Judge: N.C. Law Barring Sex Offenders from Church Unconstitutional

A year-old state law in North Carolina was found by a Superior Court judge to be unconstitutional because it prevents certain registered sex offenders from going to church, according to a ruling Thursday.

While Judge Allen Baddour acknowledged the need to protect children, he said "there are less drastic means for achieving the same purpose."

Presently, state law prohibits certain sex offenders from being within 300 feet of "any place where minors gather for regularly scheduled educational, recreational or social programs," including areas that are part of a larger facility, though the law doesn't specify whether that 300-foot radius extends to the borders of the larger facility.

It also doesn't specify whether children actually have to be present for an offender to be in violation, making it unconstitutionally vague, according to Baddour.

"There are a host of protected religious activities abridged by this statute," the judge wrote in Thursday's ruling.

Thursday's decision comes after registered sex offenders James Nichols and Frank DeMaio challenged the state law, saying it was too broad and denied them their right to attend the church of their choice.

Nichols and DeMaio were indicted in May on charges of violating the law by attending Moncure Baptist Church, which has a nursery and regular programs for children.

Nichols, who was twice convicted of indecent liberties with a teen girl and again in 2003 for attempted second-degree rape, said God has blessed him by teaching him how to live a better life and expressed earlier this year his hope to win his case so that he can continue to better himself by going to the church.

"I believe wholeheartedly if it wasn't for God, I don't know where I'd be today," he told The Associated Press.

ACLU of North Carolina, which assisted Nichols in the case, informed the local media that it had heard from more than 50 registered sex offenders or their pastors asking how they could comply with the law.

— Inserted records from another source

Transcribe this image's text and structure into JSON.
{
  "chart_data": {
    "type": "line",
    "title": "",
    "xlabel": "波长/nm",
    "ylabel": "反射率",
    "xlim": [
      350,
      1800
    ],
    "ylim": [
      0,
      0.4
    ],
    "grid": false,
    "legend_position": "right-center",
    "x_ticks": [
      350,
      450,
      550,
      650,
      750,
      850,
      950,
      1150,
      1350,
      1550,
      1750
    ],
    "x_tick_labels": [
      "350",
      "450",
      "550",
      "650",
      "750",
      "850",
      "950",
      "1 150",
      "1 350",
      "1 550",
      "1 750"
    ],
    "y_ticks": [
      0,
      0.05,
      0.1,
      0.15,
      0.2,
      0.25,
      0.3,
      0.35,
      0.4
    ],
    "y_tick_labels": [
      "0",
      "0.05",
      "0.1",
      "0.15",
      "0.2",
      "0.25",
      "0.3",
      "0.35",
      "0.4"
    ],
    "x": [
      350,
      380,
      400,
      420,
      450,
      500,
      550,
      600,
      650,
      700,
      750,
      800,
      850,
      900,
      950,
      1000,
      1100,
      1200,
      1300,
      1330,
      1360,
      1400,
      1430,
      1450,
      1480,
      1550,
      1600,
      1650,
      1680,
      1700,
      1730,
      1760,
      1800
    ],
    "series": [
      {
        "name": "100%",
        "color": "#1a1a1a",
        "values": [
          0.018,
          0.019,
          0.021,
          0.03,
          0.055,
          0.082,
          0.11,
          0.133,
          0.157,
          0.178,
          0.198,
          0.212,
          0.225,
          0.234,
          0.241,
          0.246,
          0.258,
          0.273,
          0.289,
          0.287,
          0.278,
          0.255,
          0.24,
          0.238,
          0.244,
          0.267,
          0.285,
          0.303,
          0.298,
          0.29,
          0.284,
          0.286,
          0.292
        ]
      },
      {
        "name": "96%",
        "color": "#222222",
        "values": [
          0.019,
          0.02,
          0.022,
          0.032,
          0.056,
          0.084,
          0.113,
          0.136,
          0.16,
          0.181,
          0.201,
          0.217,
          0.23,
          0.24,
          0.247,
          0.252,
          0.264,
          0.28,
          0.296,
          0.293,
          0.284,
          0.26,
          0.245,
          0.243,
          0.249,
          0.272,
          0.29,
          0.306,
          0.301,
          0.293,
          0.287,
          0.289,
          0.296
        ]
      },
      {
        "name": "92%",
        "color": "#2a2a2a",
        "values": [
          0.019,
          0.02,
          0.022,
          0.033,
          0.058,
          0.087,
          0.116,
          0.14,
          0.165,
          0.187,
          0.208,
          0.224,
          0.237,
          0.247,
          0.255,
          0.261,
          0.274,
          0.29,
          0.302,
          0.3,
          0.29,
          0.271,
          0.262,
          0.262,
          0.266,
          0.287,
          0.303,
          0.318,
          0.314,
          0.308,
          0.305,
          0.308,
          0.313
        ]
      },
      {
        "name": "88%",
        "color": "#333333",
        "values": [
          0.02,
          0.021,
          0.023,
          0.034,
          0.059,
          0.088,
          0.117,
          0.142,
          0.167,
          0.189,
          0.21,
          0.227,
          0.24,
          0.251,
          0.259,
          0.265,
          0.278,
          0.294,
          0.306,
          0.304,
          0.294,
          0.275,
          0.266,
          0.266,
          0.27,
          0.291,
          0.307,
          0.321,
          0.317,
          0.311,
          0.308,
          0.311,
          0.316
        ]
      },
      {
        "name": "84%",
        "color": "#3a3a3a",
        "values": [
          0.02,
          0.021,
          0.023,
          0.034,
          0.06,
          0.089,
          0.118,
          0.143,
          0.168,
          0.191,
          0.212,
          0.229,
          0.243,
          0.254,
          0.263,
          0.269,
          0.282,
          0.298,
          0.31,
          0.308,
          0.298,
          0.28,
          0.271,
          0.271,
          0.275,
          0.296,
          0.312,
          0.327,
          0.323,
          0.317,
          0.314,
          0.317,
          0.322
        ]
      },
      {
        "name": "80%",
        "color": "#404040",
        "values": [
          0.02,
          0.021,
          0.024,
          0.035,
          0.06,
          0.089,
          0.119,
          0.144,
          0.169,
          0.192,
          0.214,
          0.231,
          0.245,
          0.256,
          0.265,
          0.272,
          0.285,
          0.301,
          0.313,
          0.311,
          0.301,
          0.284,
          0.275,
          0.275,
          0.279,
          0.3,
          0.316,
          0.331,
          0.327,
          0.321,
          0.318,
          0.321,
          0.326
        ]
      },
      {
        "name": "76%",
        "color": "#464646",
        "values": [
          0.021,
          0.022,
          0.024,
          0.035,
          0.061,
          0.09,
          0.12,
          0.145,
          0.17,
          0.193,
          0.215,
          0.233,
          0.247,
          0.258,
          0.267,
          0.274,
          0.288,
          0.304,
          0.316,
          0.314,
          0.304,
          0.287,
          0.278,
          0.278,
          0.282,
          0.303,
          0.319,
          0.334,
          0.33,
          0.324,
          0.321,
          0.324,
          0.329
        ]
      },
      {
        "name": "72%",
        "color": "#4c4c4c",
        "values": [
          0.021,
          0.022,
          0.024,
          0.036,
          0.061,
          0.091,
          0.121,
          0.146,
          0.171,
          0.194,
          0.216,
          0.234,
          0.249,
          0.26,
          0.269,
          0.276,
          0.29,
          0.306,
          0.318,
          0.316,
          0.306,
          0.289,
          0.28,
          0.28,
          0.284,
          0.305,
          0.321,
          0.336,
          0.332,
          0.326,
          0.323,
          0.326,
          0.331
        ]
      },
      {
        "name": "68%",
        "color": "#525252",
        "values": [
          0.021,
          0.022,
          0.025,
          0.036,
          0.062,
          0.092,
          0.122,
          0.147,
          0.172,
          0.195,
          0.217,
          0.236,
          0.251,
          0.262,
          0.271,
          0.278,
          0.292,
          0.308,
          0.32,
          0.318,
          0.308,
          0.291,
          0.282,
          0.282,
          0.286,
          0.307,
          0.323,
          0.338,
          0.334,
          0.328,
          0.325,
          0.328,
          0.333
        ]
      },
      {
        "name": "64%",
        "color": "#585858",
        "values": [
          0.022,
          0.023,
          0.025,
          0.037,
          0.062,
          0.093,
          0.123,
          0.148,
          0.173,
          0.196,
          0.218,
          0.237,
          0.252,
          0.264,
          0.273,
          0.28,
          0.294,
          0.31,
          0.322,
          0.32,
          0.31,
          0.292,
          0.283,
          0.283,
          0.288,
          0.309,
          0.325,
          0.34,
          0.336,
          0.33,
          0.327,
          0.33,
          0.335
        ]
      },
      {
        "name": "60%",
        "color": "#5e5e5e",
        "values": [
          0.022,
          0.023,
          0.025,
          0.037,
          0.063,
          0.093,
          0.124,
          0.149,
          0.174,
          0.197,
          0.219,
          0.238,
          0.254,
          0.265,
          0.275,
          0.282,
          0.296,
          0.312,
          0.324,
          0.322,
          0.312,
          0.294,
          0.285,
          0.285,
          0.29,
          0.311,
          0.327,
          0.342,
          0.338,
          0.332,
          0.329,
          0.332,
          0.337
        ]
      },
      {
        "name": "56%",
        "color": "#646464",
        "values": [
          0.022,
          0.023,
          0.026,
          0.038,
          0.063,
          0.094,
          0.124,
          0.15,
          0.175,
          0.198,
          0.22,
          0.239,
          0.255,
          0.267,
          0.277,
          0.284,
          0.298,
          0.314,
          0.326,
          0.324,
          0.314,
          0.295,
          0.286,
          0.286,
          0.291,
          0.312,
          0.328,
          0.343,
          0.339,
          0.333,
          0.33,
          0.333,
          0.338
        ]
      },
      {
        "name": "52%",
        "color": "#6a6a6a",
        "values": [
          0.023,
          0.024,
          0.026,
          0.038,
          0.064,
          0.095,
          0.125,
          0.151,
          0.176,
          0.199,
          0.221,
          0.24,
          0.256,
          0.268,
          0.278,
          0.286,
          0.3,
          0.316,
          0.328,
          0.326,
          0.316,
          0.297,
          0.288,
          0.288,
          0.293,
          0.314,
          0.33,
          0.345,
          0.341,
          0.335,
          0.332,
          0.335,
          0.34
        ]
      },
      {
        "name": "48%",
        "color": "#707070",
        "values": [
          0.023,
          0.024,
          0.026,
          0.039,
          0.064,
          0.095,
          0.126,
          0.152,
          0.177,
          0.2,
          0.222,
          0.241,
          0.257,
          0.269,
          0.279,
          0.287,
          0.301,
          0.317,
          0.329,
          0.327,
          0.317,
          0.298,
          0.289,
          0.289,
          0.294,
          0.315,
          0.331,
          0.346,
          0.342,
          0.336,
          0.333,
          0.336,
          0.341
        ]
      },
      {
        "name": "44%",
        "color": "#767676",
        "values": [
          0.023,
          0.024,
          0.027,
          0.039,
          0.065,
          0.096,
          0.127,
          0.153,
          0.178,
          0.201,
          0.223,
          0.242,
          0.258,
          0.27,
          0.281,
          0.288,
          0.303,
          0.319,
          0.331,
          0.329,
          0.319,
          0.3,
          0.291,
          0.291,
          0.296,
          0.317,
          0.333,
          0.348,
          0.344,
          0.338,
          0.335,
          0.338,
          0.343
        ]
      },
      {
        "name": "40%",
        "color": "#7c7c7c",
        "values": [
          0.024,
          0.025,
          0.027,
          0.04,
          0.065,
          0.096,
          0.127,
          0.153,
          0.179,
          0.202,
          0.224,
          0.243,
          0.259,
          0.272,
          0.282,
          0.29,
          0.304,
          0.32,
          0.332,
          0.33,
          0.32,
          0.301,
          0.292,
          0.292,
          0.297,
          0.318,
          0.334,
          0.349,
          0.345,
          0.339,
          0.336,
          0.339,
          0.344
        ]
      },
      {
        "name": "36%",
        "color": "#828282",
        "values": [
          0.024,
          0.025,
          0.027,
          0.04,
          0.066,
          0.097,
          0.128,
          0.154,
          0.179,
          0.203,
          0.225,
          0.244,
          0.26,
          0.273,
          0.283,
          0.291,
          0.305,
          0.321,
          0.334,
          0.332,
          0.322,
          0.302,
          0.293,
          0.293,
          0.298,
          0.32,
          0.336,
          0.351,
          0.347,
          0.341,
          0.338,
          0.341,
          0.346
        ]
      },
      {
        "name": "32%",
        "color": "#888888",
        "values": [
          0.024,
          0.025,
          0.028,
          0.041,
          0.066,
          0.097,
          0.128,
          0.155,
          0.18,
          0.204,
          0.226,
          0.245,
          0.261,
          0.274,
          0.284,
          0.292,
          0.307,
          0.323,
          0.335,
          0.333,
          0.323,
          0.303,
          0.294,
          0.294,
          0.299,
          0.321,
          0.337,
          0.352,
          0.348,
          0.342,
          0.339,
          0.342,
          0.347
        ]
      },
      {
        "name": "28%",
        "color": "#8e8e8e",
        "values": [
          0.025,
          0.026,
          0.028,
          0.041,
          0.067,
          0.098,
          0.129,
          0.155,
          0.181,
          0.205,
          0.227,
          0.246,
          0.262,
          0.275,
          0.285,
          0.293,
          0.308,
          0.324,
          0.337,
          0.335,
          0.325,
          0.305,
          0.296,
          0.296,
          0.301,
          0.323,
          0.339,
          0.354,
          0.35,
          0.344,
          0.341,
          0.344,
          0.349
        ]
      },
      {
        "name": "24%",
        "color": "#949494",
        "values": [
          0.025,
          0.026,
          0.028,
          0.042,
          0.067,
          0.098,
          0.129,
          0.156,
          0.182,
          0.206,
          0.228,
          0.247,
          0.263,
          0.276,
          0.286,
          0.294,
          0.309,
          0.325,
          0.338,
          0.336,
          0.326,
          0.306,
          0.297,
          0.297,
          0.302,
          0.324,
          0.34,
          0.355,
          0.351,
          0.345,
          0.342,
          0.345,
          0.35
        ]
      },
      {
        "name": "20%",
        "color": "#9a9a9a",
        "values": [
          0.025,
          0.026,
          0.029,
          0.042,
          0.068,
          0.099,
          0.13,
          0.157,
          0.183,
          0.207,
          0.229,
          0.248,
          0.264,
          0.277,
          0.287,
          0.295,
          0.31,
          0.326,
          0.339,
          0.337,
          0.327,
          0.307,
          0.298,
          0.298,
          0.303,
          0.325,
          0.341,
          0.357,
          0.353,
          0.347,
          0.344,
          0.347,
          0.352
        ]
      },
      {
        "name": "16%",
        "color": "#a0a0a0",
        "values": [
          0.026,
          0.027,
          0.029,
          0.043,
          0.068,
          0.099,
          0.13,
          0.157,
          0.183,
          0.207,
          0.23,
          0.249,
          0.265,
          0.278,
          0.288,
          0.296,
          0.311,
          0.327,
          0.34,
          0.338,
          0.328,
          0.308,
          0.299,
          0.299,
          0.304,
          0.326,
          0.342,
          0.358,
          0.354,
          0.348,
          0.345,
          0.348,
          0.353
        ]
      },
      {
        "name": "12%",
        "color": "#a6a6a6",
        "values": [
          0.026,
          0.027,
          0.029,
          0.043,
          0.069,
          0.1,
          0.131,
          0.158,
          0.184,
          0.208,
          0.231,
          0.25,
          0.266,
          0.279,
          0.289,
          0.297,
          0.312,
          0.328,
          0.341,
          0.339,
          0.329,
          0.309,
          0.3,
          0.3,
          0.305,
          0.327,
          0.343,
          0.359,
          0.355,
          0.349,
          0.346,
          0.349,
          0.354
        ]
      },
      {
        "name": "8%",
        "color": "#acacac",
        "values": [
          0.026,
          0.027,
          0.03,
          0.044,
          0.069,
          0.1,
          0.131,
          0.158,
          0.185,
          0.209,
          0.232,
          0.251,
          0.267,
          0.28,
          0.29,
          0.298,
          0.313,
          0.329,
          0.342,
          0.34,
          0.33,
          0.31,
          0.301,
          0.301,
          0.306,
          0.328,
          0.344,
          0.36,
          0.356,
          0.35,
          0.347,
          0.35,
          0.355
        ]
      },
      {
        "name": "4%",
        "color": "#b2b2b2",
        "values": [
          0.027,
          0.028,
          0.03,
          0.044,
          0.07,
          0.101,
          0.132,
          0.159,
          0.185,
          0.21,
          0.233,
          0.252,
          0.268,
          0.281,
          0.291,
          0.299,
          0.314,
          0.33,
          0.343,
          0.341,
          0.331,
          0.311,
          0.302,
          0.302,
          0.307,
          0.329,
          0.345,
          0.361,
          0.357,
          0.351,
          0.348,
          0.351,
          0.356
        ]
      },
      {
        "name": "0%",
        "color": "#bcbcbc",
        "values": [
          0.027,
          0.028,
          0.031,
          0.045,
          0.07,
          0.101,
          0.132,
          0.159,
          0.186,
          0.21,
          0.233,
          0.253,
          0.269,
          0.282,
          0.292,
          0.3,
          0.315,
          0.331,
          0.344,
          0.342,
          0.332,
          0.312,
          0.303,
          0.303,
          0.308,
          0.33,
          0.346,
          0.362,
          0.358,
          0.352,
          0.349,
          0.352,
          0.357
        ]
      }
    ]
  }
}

Despite the Baddour's decision, experts say the General Assembly is unlikely to revise the law unless the state Court of Appeals or the Supreme Court concurs with Thursday's ruling.

But a bill to revise the law has already passed the state House and has been assigned to the Senate judiciary committee.

If approved, the proposed revision would drop the 300-foot radius and would simply ban offenders from areas where children are regularly supervised.

Currently 36 states have established zones where sex offenders cannot live or visit, and some provide exceptions for churches. Many, however, do not.